Elizabeth made no more sales. In the end she disposed of the remainder of her goods at a store and turned Joe’s head homeward. Herbert was depressed by their bad luck.

“Perhaps it is all a mistake!”

Elizabeth slapped the lines on Joe’s back. Unconsciously she had taken them from Herbert and as unconsciously he had handed them to her. It was too late now to return them, but the next responsibility, however great or small, Herbert must shoulder.

“Of course it isn’t a mistake! They were just supplied, that is all. We’ll go on a day when there is no curb market.”

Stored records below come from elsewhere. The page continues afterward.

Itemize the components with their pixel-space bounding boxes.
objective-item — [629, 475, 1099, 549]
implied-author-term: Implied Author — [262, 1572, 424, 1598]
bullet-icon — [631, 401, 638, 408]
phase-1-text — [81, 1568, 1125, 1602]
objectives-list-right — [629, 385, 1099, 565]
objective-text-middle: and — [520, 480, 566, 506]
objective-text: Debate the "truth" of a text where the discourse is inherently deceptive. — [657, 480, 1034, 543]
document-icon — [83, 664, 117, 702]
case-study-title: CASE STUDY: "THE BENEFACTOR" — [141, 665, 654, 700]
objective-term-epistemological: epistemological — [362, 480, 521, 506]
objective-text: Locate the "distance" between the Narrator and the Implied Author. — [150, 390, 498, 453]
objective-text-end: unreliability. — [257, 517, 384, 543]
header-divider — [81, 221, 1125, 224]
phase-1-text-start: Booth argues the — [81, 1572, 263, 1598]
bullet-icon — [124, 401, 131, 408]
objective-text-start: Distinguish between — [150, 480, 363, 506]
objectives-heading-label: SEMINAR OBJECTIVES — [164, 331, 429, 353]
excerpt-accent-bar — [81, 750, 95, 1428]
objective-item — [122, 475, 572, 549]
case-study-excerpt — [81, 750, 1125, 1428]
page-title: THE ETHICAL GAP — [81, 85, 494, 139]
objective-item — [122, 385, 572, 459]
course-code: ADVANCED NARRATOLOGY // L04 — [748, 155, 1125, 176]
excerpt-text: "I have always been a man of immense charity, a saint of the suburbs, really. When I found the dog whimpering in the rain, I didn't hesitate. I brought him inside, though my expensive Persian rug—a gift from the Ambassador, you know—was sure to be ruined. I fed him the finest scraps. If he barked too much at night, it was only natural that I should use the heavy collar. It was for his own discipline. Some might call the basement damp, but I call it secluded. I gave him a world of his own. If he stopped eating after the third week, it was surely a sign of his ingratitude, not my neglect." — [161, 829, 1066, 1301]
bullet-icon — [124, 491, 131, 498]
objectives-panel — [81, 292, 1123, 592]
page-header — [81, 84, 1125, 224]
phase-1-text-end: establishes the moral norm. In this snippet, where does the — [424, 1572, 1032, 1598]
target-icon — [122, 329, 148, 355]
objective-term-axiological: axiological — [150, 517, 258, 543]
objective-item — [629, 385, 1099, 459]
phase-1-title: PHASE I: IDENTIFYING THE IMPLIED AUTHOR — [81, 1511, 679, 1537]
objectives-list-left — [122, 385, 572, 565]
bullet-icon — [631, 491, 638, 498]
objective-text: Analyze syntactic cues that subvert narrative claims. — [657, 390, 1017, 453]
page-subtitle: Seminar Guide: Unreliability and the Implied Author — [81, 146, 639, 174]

In encouraging Herbert, she forgot her own disturbance of mind. “We have ten dollars, at any rate, and that is as good as found.”

The June afternoon had grown cool; as the two drove across the grass to the doorway of the stone house the shadows of the mountain lay darkly about them. The house looked larger; it might have appeared, to one who did not love it, sinister. In the stone above the door the name John Baring was deeply carved; it seemed to Elizabeth suddenly to have no relation to her; it looked strange as even familiar words may look at times. But she spoke in her usual soft, brisk tone.

“To-morrow we’ll try Chambersburg. It is so much larger and there will not be so many gardens. Stable your war-horse, Herbert, and I’ll make waffles for supper.”

Elizabeth went into her room, originally a sitting-room behind the larger parlor with windows opening toward the woods. On the floor lay a piece of paper which had not been there when she went away. She picked it up and carried it to the window.

“What in the world!” she cried. With difficulty she deciphered the awkward writing.

This ant no place to rase apels. Nor yit for those what are kin to John Baring.